Here's a naive brute-force approach using lists. First, let's take advantage of the fact that in Subsets[X], {} always appears first and X appears last; and that in Subsets[PX], the order of elements in PX is preserved. That means we can just check the first and last element to see if {} and X are members:
bounded[F_, X_] := Cases[F, {{}, ___, X}]
Then we test for intersections as you do, except we use Subsets; while Tuples is faster, this lets us perform fewer Intersections:
intersectionClosedQ[F_] :=
SubsetQ[F, Intersection @@@ Subsets[F, {2}]]
For the third condition, we break it up into several steps. First we get the pairs of nonempty disjoint sets. We'll do this readably by filtering the length-2 subsets of $\mathcal{F}$—we can optimize later! (In particular, if we had kept track of information about which elements were formed as intersections of which other elements in the previous step, we could look at the preimage of {}. Maybe we should have also hung onto Subsets[F].) We can also take advantage of the fact that we know the first element of any family will be {}, so we can just drop the first element as a way to consider only nonempty sets, instead of writing something like DeleteCases[F, {}].
disjointPairs[F_] := Select[Subsets[Drop[F, 1], {2}], Apply[DisjointQ]]
Then we create the weak closure-under-complementation condition. "There exists" translates into Or or AnyTrue, and Complement implements the set complement. (The f[a][b] syntax just makes mapping a little more convenient via when we're ready to do it (via AllTrue), but we could just as well use a function with two arguments instead.) I'm guessing it's better computationally to compute the set of all pairs of complemented sets in $\mathcal{F}$ first. We also preserve "duplicates"—pairs of the form $(H, \bar{H})$ and $(\bar{H}, H)$ are both included—so that comparing is easy later.
complementedPairs[F_, X_] := Select[{#, Complement[X, #]} & /@ F, MemberQ[F, #[[2]]] &]
weaklyComplementedPairQ[cpF_][disjointpair_] := AnyTrue[cpF,
And @@ MapThread[SubsetQ, {#, disjointpair}] &]
(* A potential optimization would be to compute disjointPairs[F]
first, and only proceed if nonempty. *)
weaklyComplementedQ[F_, X_] := AllTrue[disjointPairs[F],
weaklyComplementedPairQ[complementedPairs[F, X]]]
Putting it all together:
validFamilies[n_Integer?Positive] := With[{X = Range[n]},
Select[bounded[Subsets@Subsets@X, X],
F |-> intersectionClosedQ[F] && weaklyComplementedQ[F, X]
]]
bruteForceA[n_Integer?Positive] := Length[validFamilies[n]]

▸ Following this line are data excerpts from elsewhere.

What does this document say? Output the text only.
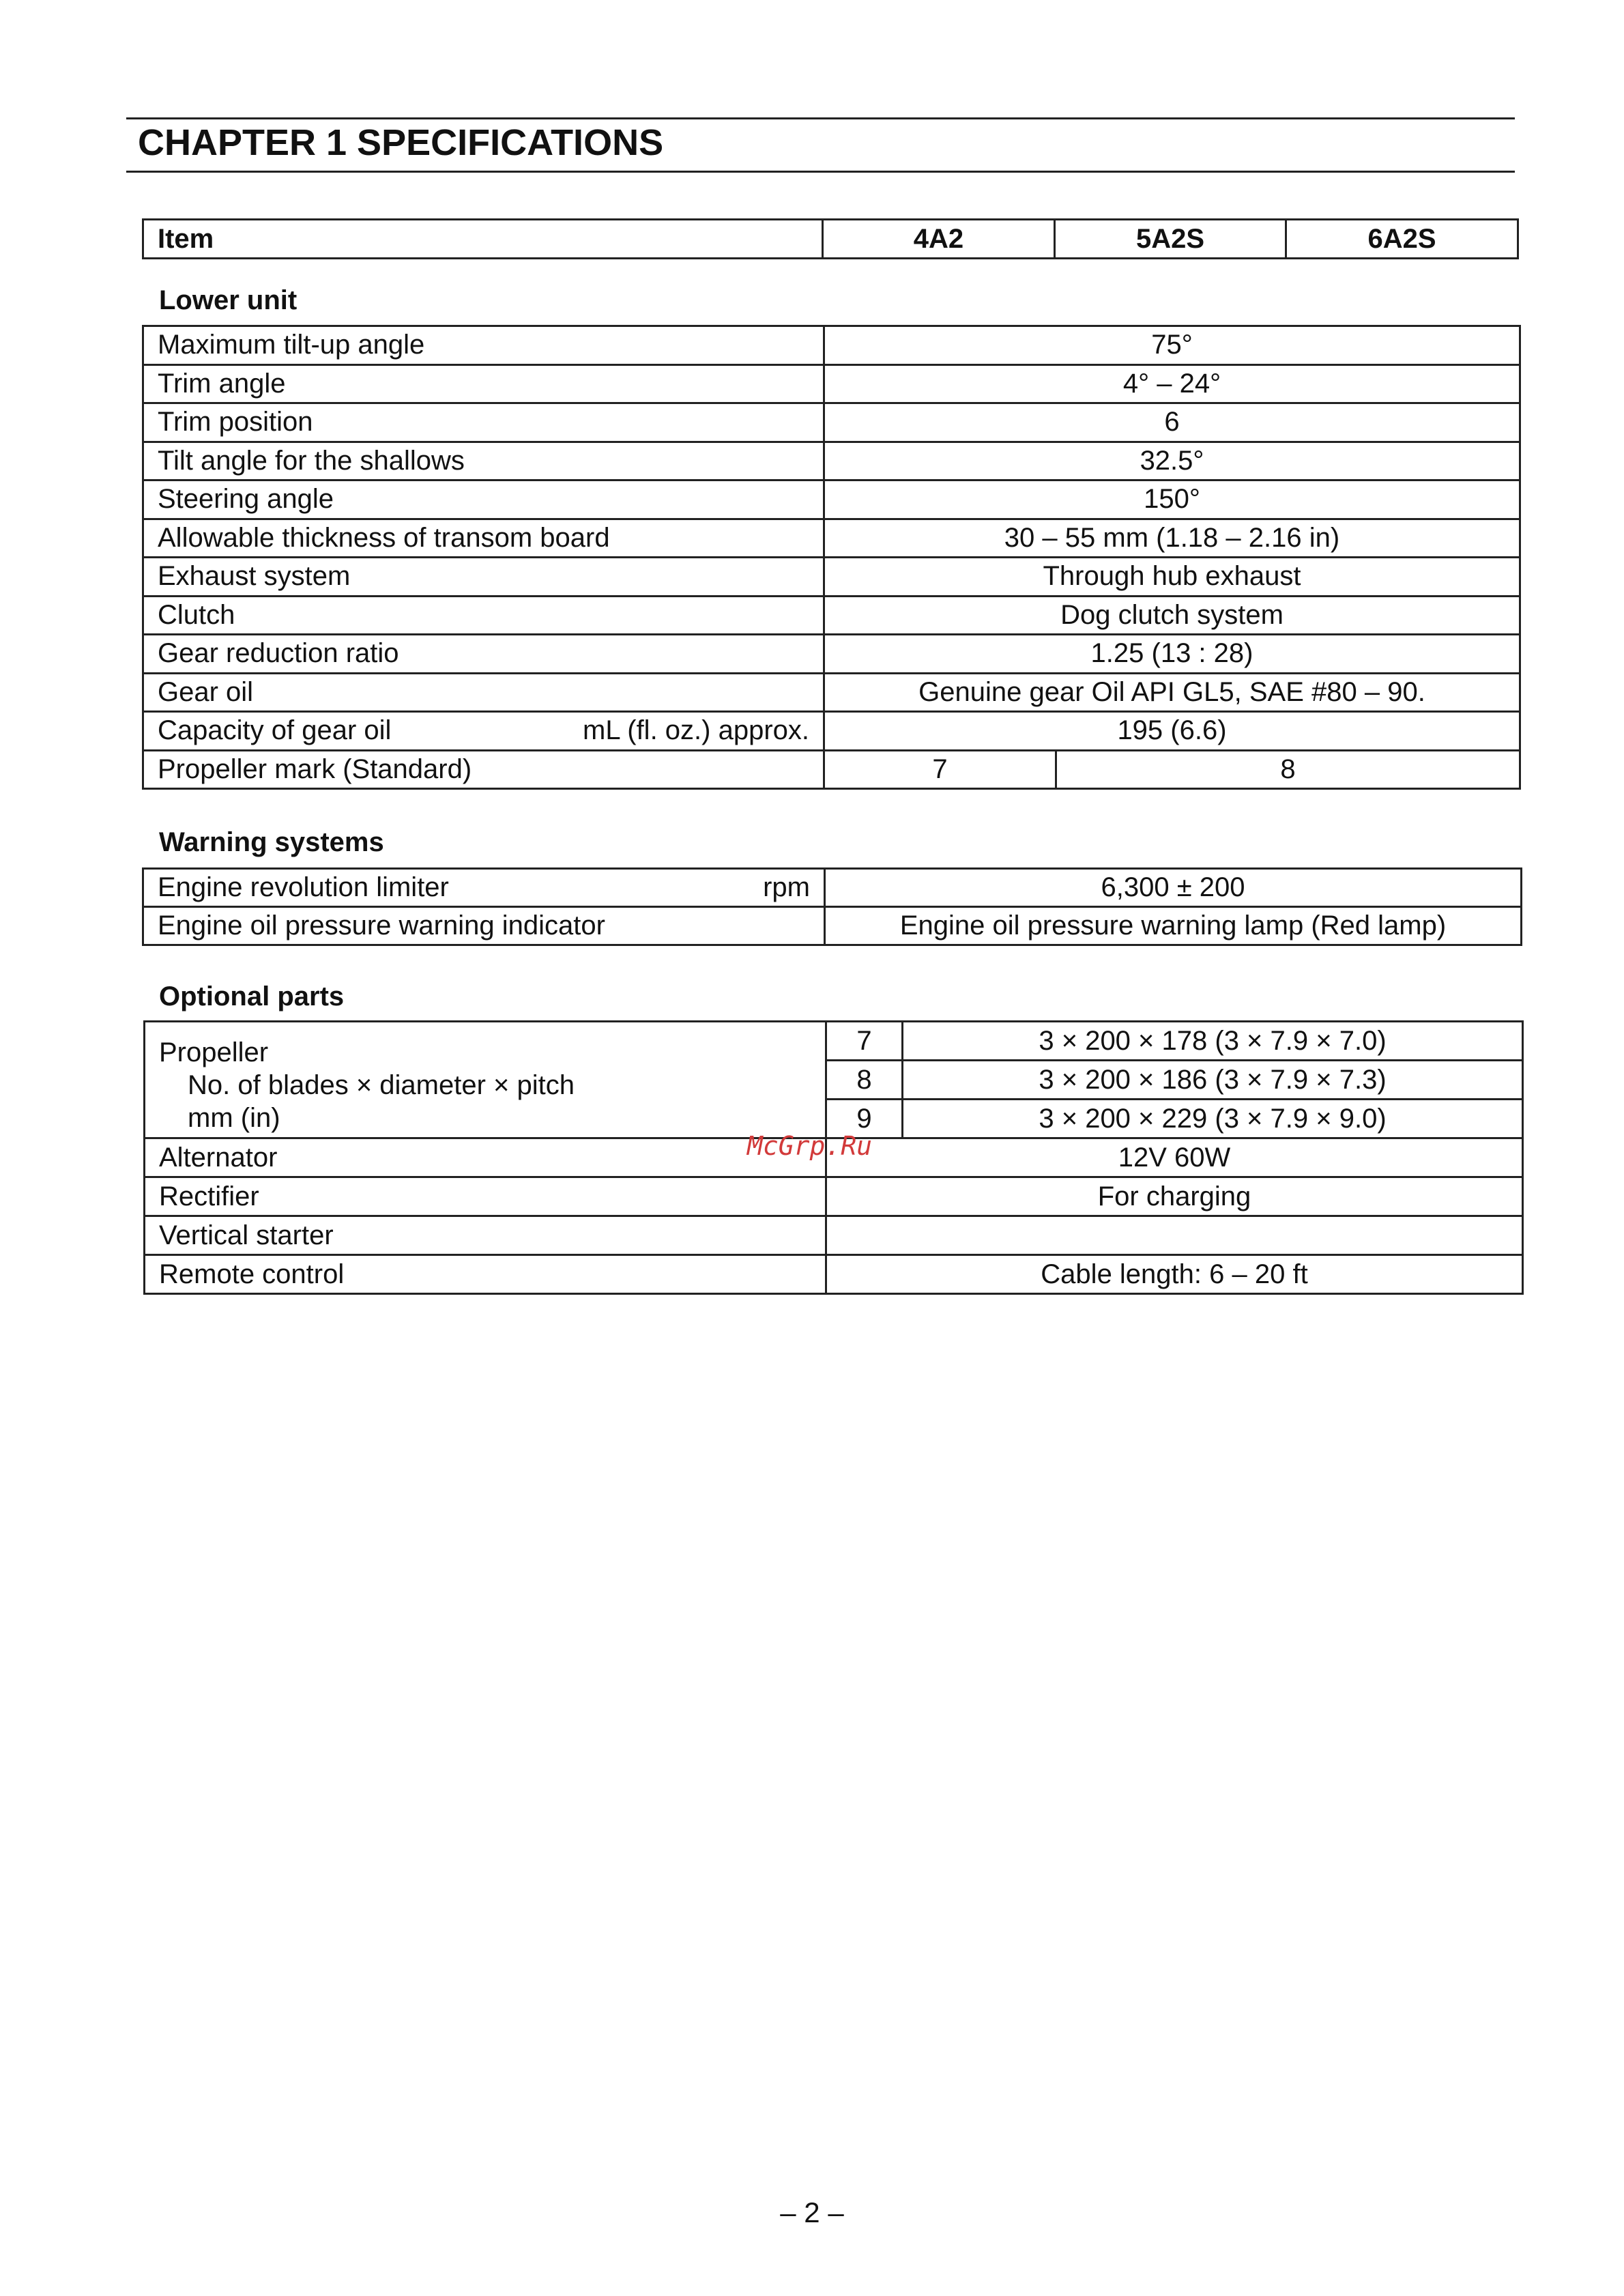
CHAPTER 1 SPECIFICATIONS
Item	4A2	5A2S	6A2S
Lower unit
Maximum tilt-up angle	75°	
Trim angle	4° – 24°	
Trim position	6	
Tilt angle for the shallows	32.5°	
Steering angle	150°	
Allowable thickness of transom board	30 – 55 mm (1.18 – 2.16 in)	
Exhaust system	Through hub exhaust	
Clutch	Dog clutch system	
Gear reduction ratio	1.25 (13 : 28)	
Gear oil	Genuine gear Oil API GL5, SAE #80 – 90.	

Capacity of gear oil mL (fl. oz.) approx.	195 (6.6)	
Propeller mark (Standard)	7	8
Warning systems
Engine revolution limiter rpm	6,300 ± 200
Engine oil pressure warning indicator	Engine oil pressure warning lamp (Red lamp)
Optional parts
Propeller
No. of blades × diameter × pitch
mm (in)	7	3 × 200 × 178 (3 × 7.9 × 7.0)
	8	3 × 200 × 186 (3 × 7.9 × 7.3)
	9	3 × 200 × 229 (3 × 7.9 × 9.0)
Alternator	12V 60W	
Rectifier	For charging	
Vertical starter		
Remote control	Cable length: 6 – 20 ft	
McGrp.Ru
– 2 –
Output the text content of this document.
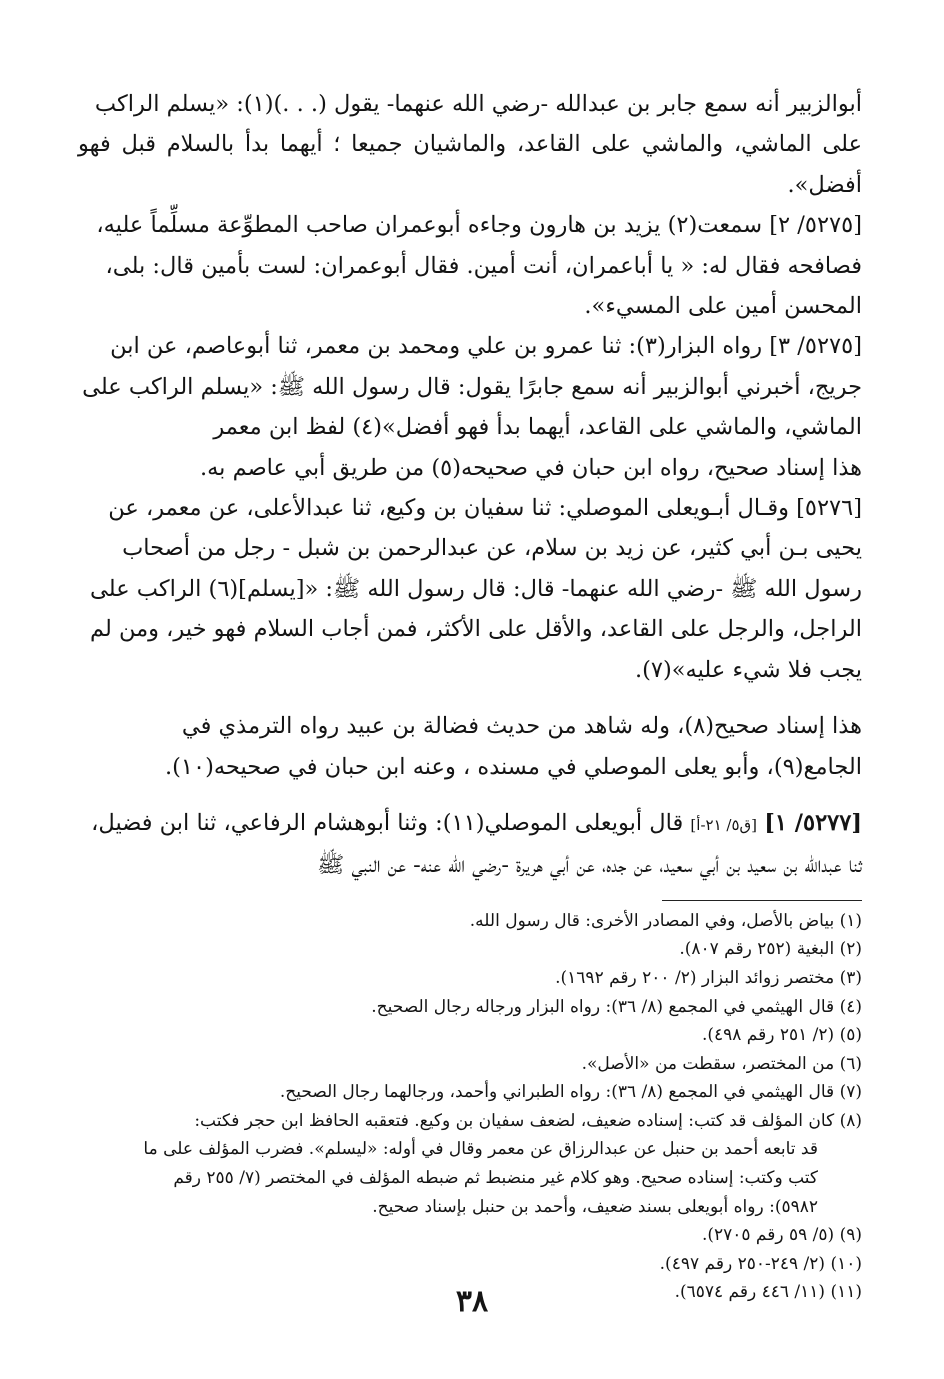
أبوالزبير أنه سمع جابر بن عبدالله -رضي الله عنهما- يقول (. . .)(١): «يسلم الراكب

على الماشي، والماشي على القاعد، والماشيان جميعا ؛ أيهما بدأ بالسلام قبل فهو أفضل».

[٥٢٧٥/ ٢] سمعت(٢) يزيد بن هارون وجاءه أبوعمران صاحب المطوِّعة مسلِّماً عليه،

فصافحه فقال له: « يا أباعمران، أنت أمين. فقال أبوعمران: لست بأمين قال: بلى،

المحسن أمين على المسيء».

[٥٢٧٥/ ٣] رواه البزار(٣): ثنا عمرو بن علي ومحمد بن معمر، ثنا أبوعاصم، عن ابن

جريج، أخبرني أبوالزبير أنه سمع جابرًا يقول: قال رسول الله ﷺ: «يسلم الراكب على

الماشي، والماشي على القاعد، أيهما بدأ فهو أفضل»(٤) لفظ ابن معمر

هذا إسناد صحيح، رواه ابن حبان في صحيحه(٥) من طريق أبي عاصم به.

[٥٢٧٦] وقـال أبـويعلى الموصلي: ثنا سفيان بن وكيع، ثنا عبدالأعلى، عن معمر، عن

يحيى بـن أبي كثير، عن زيد بن سلام، عن عبدالرحمن بن شبل - رجل من أصحاب

رسول الله ﷺ -رضي الله عنهما- قال: قال رسول الله ﷺ: «[يسلم](٦) الراكب على

الراجل، والرجل على القاعد، والأقل على الأكثر، فمن أجاب السلام فهو خير، ومن لم

يجب فلا شيء عليه»(٧).

هذا إسناد صحيح(٨)، وله شاهد من حديث فضالة بن عبيد رواه الترمذي في

الجامع(٩)، وأبو يعلى الموصلي في مسنده ، وعنه ابن حبان في صحيحه(١٠).

[٥٢٧٧/ ١] [ق٥/ ٢١-أ] قال أبويعلى الموصلي(١١): وثنا أبوهشام الرفاعي، ثنا ابن فضيل،

ثنا عبدالله بن سعيد بن أبي سعيد، عن جده، عن أبي هريرة -رضي الله عنه- عن النبي ﷺ

(١) بياض بالأصل، وفي المصادر الأخرى: قال رسول الله.

(٢) البغية (٢٥٢ رقم ٨٠٧).

(٣) مختصر زوائد البزار (٢/ ٢٠٠ رقم ١٦٩٢).

(٤) قال الهيثمي في المجمع (٨/ ٣٦): رواه البزار ورجاله رجال الصحيح.

(٥) (٢/ ٢٥١ رقم ٤٩٨).

(٦) من المختصر، سقطت من «الأصل».

(٧) قال الهيثمي في المجمع (٨/ ٣٦): رواه الطبراني وأحمد، ورجالهما رجال الصحيح.

(٨) كان المؤلف قد كتب: إسناده ضعيف، لضعف سفيان بن وكيع. فتعقبه الحافظ ابن حجر فكتب:

قد تابعه أحمد بن حنبل عن عبدالرزاق عن معمر وقال في أوله: «ليسلم». فضرب المؤلف على ما

كتب وكتب: إسناده صحيح. وهو كلام غير منضبط ثم ضبطه المؤلف في المختصر (٧/ ٢٥٥ رقم

٥٩٨٢): رواه أبويعلى بسند ضعيف، وأحمد بن حنبل بإسناد صحيح.

(٩) (٥/ ٥٩ رقم ٢٧٠٥).

(١٠) (٢/ ٢٤٩-٢٥٠ رقم ٤٩٧).

(١١) (١١/ ٤٤٦ رقم ٦٥٧٤).

٣٨
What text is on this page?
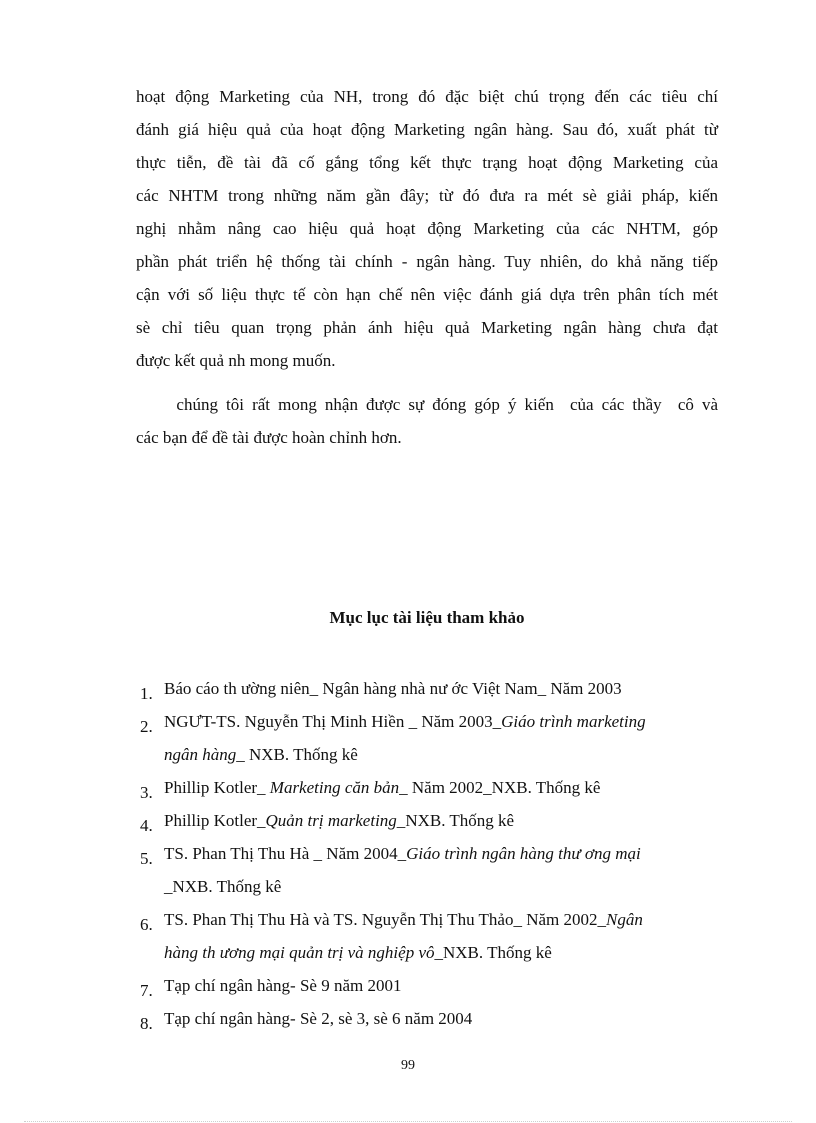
hoạt động Marketing của NH, trong đó đặc biệt chú trọng đến các tiêu chí
đánh giá hiệu quả của hoạt động Marketing ngân hàng. Sau đó, xuất phát từ
thực tiễn, đề tài đã cố gắng tổng kết thực trạng hoạt động Marketing của
các NHTM trong những năm gần đây; từ đó đưa ra mét sè giải pháp, kiến
nghị nhằm nâng cao hiệu quả hoạt động Marketing của các NHTM, góp
phần phát triển hệ thống tài chính - ngân hàng. Tuy nhiên, do khả năng tiếp
cận với số liệu thực tế còn hạn chế nên việc đánh giá dựa trên phân tích mét
sè chỉ tiêu quan trọng phản ánh hiệu quả Marketing ngân hàng chưa đạt
được kết quả nh mong muốn.
chúng tôi rất mong nhận được sự đóng góp ý kiến  của các thầy  cô và
các bạn để đề tài được hoàn chỉnh hơn.
Mục lục tài liệu tham khảo
1. Báo cáo th ường niên_ Ngân hàng nhà nư ớc Việt Nam_ Năm 2003
2. NGƯT-TS. Nguyễn Thị Minh Hiền _ Năm 2003_Giáo trình marketing
ngân hàng_ NXB. Thống kê
3. Phillip Kotler_ Marketing căn bản_ Năm 2002_NXB. Thống kê
4. Phillip Kotler_Quản trị marketing_NXB. Thống kê
5. TS. Phan Thị Thu Hà _ Năm 2004_Giáo trình ngân hàng thư ơng mại
_NXB. Thống kê
6. TS. Phan Thị Thu Hà và TS. Nguyễn Thị Thu Thảo_ Năm 2002_Ngân
hàng th ương mại quản trị và nghiệp vô_NXB. Thống kê
7. Tạp chí ngân hàng- Sè 9 năm 2001
8. Tạp chí ngân hàng- Sè 2, sè 3, sè 6 năm 2004
99
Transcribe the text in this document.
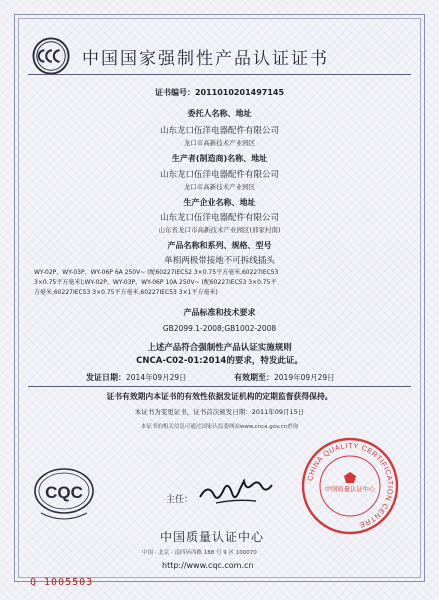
中国国家强制性产品认证证书
证书编号：2011010201497145
委托人名称、地址
山东龙口伍洋电器配件有限公司
龙口市高新技术产业园区
生产者(制造商)名称、地址
山东龙口伍洋电器配件有限公司
龙口市高新技术产业园区
生产企业名称、地址
山东龙口伍洋电器配件有限公司
山东省龙口市高新技术产业园区(邢家村南)
产品名称和系列、规格、型号
单相两极带接地不可拆线插头
WY-02P、WY-03P、WY-06P 6A 250V~ (配60227IEC52 3×0.75平方毫米,60227IEC53
3×0.75平方毫米);WY-02P、WY-03P、WY-06P 10A 250V~ (配60227IEC53 3×0.75平
方毫米,60227IEC53 3×0.75平方毫米,60227IEC53 3×1平方毫米)
产品标准和技术要求
GB2099.1-2008;GB1002-2008
上述产品符合强制性产品认证实施规则
CNCA-C02-01:2014的要求，特发此证。
发证日期：2014年09月29日	有效期至：2019年09月29日
证书有效期内本证书的有效性依据发证机构的定期监督获得保持。
本证书为变更证书，证书首次颁发日期：2011年09月15日
本证书的相关信息可通过国家认监委网站www.cnca.gov.cn查询
CQC
CHINA QUALITY CERTIFICATION CENTRE
中国质量认证中心
主任：
中国质量认证中心
中国 · 北京 · 南四环西路 188 号 9 区 100070
http://www.cqc.com.cn
Q 1005503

With these definitions, we find that Table[bruteForceA[n], {n,1,4}] is {1, 4, 35, 857}. Evaluating bruteForceA[5] takes up over 25 GB of temporary storage and then crashes my kernel. So, some optimization is required to proceed further. I recommend inspecting validFamilies[n] for small values of n to make sure it works as expected! This computation can be optimized far more than it currently is, so perhaps bruteForceA[5] is not totally intractable; also, there's the (admittedly small) chance of a closed-form solution. Even "carving out" certain spaces of valid families, getting a closed form for those, then counting the rest manually might help.
If I have time, I'd like to try to optimize this! We might Compile to C code and represent subsets as integers. Also, instead of building all families and then filtering, we could try to find a way to only build valid families in the first place.